FATCA has been and continues to be a massive and very costly headache for the financial services industry. In a way, you really do have to admire the US's approach of introducing a process to find out about US people evading US tax, which puts the obligation to collect information and the cost of collecting it onto financial institutions throughout the world, rather than on the US Internal Revenue Service. It really is a "win win" situation for the US.

This has not been lost on the UK Government and HMRC. They have made the US-UK IGA reciprocal so that the UK can get information on UK citizens with US accounts.

In addition an announcement by George Osborne and Danny Alexander earlier this week on clamping down on tax dodgers evasion suggests that the UK might enter into agreements like the US-UK IGA with other jurisdictions.

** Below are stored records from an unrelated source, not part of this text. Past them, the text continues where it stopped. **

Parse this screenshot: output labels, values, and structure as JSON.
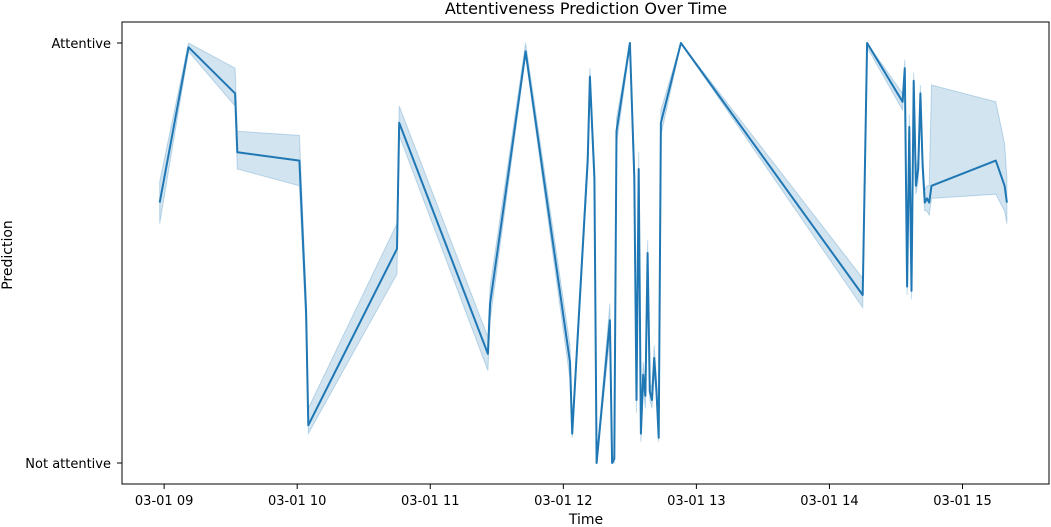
{
  "chart_data": {
    "type": "line",
    "title": "Attentiveness Prediction Over Time",
    "xlabel": "Time",
    "ylabel": "Prediction",
    "x_tick_labels": [
      "03-01 09",
      "03-01 10",
      "03-01 11",
      "03-01 12",
      "03-01 13",
      "03-01 14",
      "03-01 15"
    ],
    "x_ticks": [
      "2024-03-01 09:00",
      "2024-03-01 10:00",
      "2024-03-01 11:00",
      "2024-03-01 12:00",
      "2024-03-01 13:00",
      "2024-03-01 14:00",
      "2024-03-01 15:00"
    ],
    "xlim": [
      "2024-03-01 08:41",
      "2024-03-01 15:39"
    ],
    "y_tick_labels": [
      "Attentive",
      "Not attentive"
    ],
    "y_ticks": [
      1,
      0
    ],
    "ylim": [
      -0.05,
      1.05
    ],
    "grid": false,
    "colors": {
      "line": "#1f77b4",
      "band": "#1f77b4"
    },
    "series": [
      {
        "x": [
          "2024-03-01 08:58",
          "2024-03-01 09:11",
          "2024-03-01 09:32",
          "2024-03-01 09:33",
          "2024-03-01 10:01",
          "2024-03-01 10:04",
          "2024-03-01 10:05",
          "2024-03-01 10:45",
          "2024-03-01 10:46",
          "2024-03-01 11:26",
          "2024-03-01 11:27",
          "2024-03-01 11:43",
          "2024-03-01 12:03",
          "2024-03-01 12:04",
          "2024-03-01 12:11",
          "2024-03-01 12:12",
          "2024-03-01 12:14",
          "2024-03-01 12:15",
          "2024-03-01 12:21",
          "2024-03-01 12:22",
          "2024-03-01 12:23",
          "2024-03-01 12:24",
          "2024-03-01 12:30",
          "2024-03-01 12:32",
          "2024-03-01 12:33",
          "2024-03-01 12:34",
          "2024-03-01 12:35",
          "2024-03-01 12:36",
          "2024-03-01 12:37",
          "2024-03-01 12:38",
          "2024-03-01 12:39",
          "2024-03-01 12:40",
          "2024-03-01 12:41",
          "2024-03-01 12:42",
          "2024-03-01 12:43",
          "2024-03-01 12:44",
          "2024-03-01 12:53",
          "2024-03-01 14:15",
          "2024-03-01 14:17",
          "2024-03-01 14:33",
          "2024-03-01 14:34",
          "2024-03-01 14:35",
          "2024-03-01 14:36",
          "2024-03-01 14:37",
          "2024-03-01 14:38",
          "2024-03-01 14:39",
          "2024-03-01 14:40",
          "2024-03-01 14:41",
          "2024-03-01 14:42",
          "2024-03-01 14:43",
          "2024-03-01 14:44",
          "2024-03-01 14:45",
          "2024-03-01 14:46",
          "2024-03-01 15:15",
          "2024-03-01 15:19",
          "2024-03-01 15:20"
        ],
        "y": [
          0.62,
          0.99,
          0.88,
          0.74,
          0.72,
          0.36,
          0.09,
          0.51,
          0.81,
          0.26,
          0.38,
          0.98,
          0.24,
          0.07,
          0.72,
          0.92,
          0.68,
          0.0,
          0.34,
          0.0,
          0.01,
          0.79,
          1.0,
          0.68,
          0.15,
          0.7,
          0.07,
          0.21,
          0.16,
          0.5,
          0.17,
          0.15,
          0.25,
          0.17,
          0.06,
          0.81,
          1.0,
          0.4,
          1.0,
          0.86,
          0.94,
          0.42,
          0.8,
          0.41,
          0.91,
          0.66,
          0.7,
          0.88,
          0.71,
          0.62,
          0.63,
          0.62,
          0.66,
          0.72,
          0.66,
          0.62
        ],
        "lower": [
          0.57,
          0.98,
          0.85,
          0.7,
          0.66,
          0.32,
          0.07,
          0.45,
          0.78,
          0.22,
          0.34,
          0.97,
          0.2,
          0.06,
          0.7,
          0.9,
          0.65,
          0.0,
          0.3,
          0.0,
          0.0,
          0.76,
          0.99,
          0.64,
          0.12,
          0.67,
          0.05,
          0.18,
          0.13,
          0.47,
          0.15,
          0.13,
          0.22,
          0.15,
          0.05,
          0.78,
          1.0,
          0.37,
          0.99,
          0.84,
          0.92,
          0.4,
          0.77,
          0.39,
          0.89,
          0.64,
          0.67,
          0.85,
          0.68,
          0.6,
          0.6,
          0.59,
          0.63,
          0.64,
          0.6,
          0.57
        ],
        "upper": [
          0.67,
          1.0,
          0.94,
          0.79,
          0.78,
          0.4,
          0.13,
          0.57,
          0.85,
          0.3,
          0.42,
          1.0,
          0.28,
          0.09,
          0.75,
          0.94,
          0.71,
          0.01,
          0.38,
          0.01,
          0.02,
          0.82,
          1.0,
          0.72,
          0.18,
          0.74,
          0.09,
          0.24,
          0.19,
          0.53,
          0.19,
          0.18,
          0.28,
          0.2,
          0.08,
          0.84,
          1.0,
          0.44,
          1.0,
          0.88,
          0.96,
          0.45,
          0.83,
          0.44,
          0.93,
          0.69,
          0.73,
          0.9,
          0.74,
          0.65,
          0.66,
          0.66,
          0.9,
          0.86,
          0.76,
          0.68
        ]
      }
    ]
  }
}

Reports suggest that the UK is in negotiations with Jersey and Guernsey about entering into similar agreements which would provide for the automatic exchange of information in relation to UK citizens with offshore bank accounts.

Despite the past amnesties enabling those with offshore bank accounts to come forward and settle their affairs and the series of leaks of lists of account holders at specific banks, HMRC clearly believes that there are still a considerable number of UK taxpayers who are evading tax through the use of offshore accounts.

Clearly in these difficult financial conditions we all want HMRC to collect tax which is due to them, but what will be the implications of these FATCA-like obligations for financial institutions? Will they require the same procedures as FATCA proper? Will they result in yet more cost for financial institutions?

The BBA has also highlighted that while UK financial institutions will still be required to register with the IRS, how the registration process will work in practice in relation to the US-UK IGA is far from clear.

The entity classifications in the US-UK IGA are different to those for FATCA proper and therefore registration processes need to reflect this. This issue needs to be sorted out by the US as a matter of urgency as the last thing we want is for US tax agents to withhold from payments to UK financial institutions because they cannot verify the status of UK institutions.